Durante estas Navidades escribí a mano el libro sobre Belén; mi mujer muerta hace cuatro años. No sobre el ballet sino sobre ella. Pero Valentina, durante el verano de hace dos años atrás, hizo el milagro de producir y editar en cosa de días el libro En el tiempo de mi propia vida, que presenté en Miami con éxito apoteósico.
Valentina seleccionó un determinado número de mis crónicas de El Nacional: Papá, voy diciendo los títulos y tú calificas sin pensarlo del uno al cinco. Los títulos que obtuvieron cuatro y cinco quedaron preseleccionados. Una nueva lectura de los cuatro y cinco determinó las crónicas del libro. Valen empleó unas pegatinas de colores. Verdes, crónicas políticas; azules, familiares; amarillas, de interés general.
En un par de días, armó un libro que contó con la hermosa y sugerente portada de Juan Delcán. Un dibujo suyo de mi mano cerrada sosteniendo una rosa azul, símbolo de lo imposible. Dentro de la rosa, para quien quiera verlo, se descubre el mapa de Venezuela. Pablo Delcán y su padre Juan se ocuparon de diagramar lo que mi memoria no logra establecer del todo: el tiempo de mi propia vida. Moisés Naím escribió un prólogo de hermosa intensidad. Valentina hizo posible que el libro se presentara en la librería Altamira, en Miami; logró pasajes, hotel, entrevistas televisivas; una, en particular, importante, con Jaime Bayly, mucha gloria para mí, y comprometió a Amazon para la difusión mundial del libro.
Simultáneamente, Federico Prieto y Fundavag Ediciones publicaron en Caracas otra serie de mis crónicas con el título de Obligaciones de la memoria, un nuevo éxito sorprendente gracias también a Waleska Belisario y a Alberto Márquez. El primer libro está destinado a lectores del mundo hispánico estadounidense. El segundo, para los lectores en América Latina.
¿Por qué digo todo esto?
Porque me hace trampas la memoria. En mi última crónica escribí que el libro que presenté en Miami era Obligaciones de la memoria. Tuve que corregirme.

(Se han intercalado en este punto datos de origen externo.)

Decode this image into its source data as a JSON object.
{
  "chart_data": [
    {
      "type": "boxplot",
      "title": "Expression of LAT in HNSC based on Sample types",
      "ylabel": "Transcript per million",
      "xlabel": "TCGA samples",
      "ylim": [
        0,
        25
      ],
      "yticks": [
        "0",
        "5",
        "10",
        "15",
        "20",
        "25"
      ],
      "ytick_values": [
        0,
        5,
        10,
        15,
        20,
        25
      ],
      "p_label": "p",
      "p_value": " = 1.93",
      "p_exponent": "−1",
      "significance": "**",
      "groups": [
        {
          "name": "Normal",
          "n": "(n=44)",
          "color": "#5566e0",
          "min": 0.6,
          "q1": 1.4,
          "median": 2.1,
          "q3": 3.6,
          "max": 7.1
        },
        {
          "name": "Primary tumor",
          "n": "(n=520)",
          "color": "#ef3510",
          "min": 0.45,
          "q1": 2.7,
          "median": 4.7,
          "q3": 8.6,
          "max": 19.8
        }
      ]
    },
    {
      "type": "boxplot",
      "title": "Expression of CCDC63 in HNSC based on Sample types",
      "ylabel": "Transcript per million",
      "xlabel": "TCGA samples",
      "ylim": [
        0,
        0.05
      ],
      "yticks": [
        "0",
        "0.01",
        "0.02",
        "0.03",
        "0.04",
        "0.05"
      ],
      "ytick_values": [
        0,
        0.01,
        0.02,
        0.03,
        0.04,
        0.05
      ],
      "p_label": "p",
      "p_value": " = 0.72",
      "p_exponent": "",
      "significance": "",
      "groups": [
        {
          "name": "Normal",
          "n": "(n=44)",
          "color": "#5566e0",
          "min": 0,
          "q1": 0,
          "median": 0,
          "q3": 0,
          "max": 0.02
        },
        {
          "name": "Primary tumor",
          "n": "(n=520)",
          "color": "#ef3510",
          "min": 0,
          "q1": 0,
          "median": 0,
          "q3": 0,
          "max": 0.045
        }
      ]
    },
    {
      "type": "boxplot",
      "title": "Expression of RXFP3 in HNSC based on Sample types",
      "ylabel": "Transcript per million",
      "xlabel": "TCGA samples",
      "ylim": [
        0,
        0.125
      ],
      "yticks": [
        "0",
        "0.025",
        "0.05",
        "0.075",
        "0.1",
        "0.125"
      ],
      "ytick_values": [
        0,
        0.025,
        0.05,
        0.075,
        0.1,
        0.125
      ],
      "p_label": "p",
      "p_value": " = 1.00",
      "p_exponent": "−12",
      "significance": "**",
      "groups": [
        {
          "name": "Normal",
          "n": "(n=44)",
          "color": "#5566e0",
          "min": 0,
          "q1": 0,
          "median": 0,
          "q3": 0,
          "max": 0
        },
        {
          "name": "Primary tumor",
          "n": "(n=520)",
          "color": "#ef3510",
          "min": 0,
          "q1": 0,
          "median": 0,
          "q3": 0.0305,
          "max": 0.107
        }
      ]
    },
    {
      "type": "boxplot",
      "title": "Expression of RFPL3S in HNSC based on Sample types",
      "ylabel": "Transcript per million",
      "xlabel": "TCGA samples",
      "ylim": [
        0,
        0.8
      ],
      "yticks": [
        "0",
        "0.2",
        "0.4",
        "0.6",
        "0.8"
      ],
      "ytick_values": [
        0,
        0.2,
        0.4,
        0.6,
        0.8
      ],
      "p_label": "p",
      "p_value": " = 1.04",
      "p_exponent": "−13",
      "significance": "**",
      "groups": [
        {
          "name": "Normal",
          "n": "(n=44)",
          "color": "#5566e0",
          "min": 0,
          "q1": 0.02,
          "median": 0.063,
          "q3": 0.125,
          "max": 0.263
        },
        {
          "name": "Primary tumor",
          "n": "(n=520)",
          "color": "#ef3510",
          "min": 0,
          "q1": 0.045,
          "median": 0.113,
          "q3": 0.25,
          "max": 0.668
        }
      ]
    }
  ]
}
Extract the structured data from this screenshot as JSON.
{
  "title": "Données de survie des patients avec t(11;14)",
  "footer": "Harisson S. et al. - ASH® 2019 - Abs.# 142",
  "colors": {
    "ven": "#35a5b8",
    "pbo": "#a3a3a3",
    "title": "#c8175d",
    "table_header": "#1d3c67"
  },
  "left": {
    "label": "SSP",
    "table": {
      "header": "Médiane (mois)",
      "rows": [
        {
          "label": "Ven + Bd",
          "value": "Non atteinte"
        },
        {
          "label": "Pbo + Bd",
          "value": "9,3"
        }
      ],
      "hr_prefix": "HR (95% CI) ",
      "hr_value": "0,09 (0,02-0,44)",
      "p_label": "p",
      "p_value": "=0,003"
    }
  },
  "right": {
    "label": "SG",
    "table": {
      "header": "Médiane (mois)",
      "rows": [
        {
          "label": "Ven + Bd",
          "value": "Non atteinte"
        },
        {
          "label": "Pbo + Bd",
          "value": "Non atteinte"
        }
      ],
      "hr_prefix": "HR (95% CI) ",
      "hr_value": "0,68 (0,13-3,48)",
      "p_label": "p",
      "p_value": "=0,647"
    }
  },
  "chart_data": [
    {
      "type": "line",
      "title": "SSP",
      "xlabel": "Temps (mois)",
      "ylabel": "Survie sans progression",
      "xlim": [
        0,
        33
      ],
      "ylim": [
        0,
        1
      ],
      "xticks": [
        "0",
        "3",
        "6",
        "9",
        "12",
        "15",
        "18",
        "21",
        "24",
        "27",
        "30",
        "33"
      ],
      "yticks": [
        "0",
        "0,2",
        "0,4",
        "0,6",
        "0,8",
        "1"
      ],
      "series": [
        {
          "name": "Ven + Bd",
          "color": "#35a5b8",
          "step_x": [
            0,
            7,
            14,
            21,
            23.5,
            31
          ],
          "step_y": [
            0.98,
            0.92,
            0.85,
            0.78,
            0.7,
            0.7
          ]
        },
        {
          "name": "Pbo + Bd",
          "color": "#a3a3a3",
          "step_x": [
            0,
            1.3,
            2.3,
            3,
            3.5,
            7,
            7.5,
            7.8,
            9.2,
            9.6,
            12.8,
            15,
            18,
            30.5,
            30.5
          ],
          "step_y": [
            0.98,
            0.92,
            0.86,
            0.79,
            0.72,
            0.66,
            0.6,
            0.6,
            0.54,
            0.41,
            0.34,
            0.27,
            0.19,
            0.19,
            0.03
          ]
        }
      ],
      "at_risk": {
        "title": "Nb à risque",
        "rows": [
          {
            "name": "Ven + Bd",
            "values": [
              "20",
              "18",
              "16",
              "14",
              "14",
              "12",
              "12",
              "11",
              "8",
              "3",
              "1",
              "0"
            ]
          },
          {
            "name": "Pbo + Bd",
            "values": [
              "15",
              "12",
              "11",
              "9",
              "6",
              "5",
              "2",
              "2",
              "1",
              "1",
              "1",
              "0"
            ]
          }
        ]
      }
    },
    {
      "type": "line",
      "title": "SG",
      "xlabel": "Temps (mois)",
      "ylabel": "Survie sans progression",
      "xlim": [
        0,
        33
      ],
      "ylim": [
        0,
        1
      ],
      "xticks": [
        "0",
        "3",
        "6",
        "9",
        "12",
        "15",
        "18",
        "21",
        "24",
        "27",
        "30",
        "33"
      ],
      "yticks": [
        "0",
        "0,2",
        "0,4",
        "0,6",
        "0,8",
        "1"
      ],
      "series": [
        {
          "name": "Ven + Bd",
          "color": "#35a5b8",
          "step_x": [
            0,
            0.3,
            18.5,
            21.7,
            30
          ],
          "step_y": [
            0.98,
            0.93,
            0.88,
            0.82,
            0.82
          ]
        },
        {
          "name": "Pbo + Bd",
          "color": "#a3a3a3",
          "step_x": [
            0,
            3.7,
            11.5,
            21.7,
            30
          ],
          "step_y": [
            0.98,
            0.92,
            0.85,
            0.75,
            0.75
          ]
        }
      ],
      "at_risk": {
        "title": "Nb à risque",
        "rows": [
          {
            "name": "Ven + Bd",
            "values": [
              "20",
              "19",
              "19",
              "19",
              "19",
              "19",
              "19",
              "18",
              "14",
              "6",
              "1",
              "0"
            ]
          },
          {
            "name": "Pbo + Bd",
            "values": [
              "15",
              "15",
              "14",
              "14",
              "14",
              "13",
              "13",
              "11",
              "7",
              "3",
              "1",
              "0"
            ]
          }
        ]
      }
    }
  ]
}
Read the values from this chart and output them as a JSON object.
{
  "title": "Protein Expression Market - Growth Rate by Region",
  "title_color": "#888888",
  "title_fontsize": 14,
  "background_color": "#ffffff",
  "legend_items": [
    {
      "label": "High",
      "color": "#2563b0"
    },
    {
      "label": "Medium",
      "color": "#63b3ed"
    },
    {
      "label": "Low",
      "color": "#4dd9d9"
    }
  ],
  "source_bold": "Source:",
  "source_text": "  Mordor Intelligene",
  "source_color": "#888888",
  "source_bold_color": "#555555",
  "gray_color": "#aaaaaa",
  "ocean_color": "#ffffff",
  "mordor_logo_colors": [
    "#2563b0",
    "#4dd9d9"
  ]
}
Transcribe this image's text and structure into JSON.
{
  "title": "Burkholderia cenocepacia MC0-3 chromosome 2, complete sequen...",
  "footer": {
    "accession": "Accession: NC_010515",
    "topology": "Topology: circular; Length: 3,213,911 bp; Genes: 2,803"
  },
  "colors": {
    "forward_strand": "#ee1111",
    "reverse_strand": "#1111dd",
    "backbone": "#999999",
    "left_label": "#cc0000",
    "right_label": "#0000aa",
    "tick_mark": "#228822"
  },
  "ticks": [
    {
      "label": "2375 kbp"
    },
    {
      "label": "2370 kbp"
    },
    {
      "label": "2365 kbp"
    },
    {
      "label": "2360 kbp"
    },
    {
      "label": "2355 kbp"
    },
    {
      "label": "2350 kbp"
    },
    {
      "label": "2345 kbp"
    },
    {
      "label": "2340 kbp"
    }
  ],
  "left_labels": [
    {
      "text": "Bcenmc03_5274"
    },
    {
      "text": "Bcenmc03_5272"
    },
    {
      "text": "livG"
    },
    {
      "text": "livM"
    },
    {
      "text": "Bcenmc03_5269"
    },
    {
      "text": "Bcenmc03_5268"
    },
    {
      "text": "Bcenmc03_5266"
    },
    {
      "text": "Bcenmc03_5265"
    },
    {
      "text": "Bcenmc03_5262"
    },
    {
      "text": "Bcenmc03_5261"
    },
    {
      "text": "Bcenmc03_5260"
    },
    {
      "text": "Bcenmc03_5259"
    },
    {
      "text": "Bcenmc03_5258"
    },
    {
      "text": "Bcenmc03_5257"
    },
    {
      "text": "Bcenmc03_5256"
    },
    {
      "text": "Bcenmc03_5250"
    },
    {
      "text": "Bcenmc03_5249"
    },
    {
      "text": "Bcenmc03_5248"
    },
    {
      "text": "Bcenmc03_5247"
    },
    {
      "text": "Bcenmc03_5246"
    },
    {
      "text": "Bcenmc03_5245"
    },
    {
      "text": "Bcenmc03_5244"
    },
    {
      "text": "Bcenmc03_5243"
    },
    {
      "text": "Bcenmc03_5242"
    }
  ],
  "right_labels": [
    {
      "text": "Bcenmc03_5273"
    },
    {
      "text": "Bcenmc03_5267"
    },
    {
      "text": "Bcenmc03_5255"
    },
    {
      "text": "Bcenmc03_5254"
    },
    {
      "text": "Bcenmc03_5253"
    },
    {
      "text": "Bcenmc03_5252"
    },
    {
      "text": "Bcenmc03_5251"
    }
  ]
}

Es la desmemoria, que me hizo decir Obligaciones de la memoria y no el verdadero: En el tiempo de mi propia vida. Es ese pequeño salto que estoy dando hacia la meta de los 90 el que traicionó el esfuerzo conjunto de Valentina, de los bellos Delcán; de Moisés Naím, Jaime Bayly, Silvia, su hija Zoe, Alice, Edgar y Elizabeth, los fieles amigos; los perros, la gata y el encanto de Los Ángeles. ¡Ya es suficiente fascinación que pueda verse en el museo de la ciudad el célebre cuadro de Magritte: Ceci n’est pas une pipe!
Sigo, muy a pesar mío, confundiendo términos y constatando que son muchas las acciones que van deslizándose hacia el abismo de mi desmemoria. Valentina sabrá perdonar el miserable escamoteo de los últimos tiempos de mi propia vida si acepta como glorificación de mi afligida memoria que jamás me olvidaré de ella ni de Juan Delcán, pero tampoco de los estragos que Nicolás Maduro y su grupete de gente mala conducta le han causado al país venezolano, mío, de nosotros y de Juan Guaidó.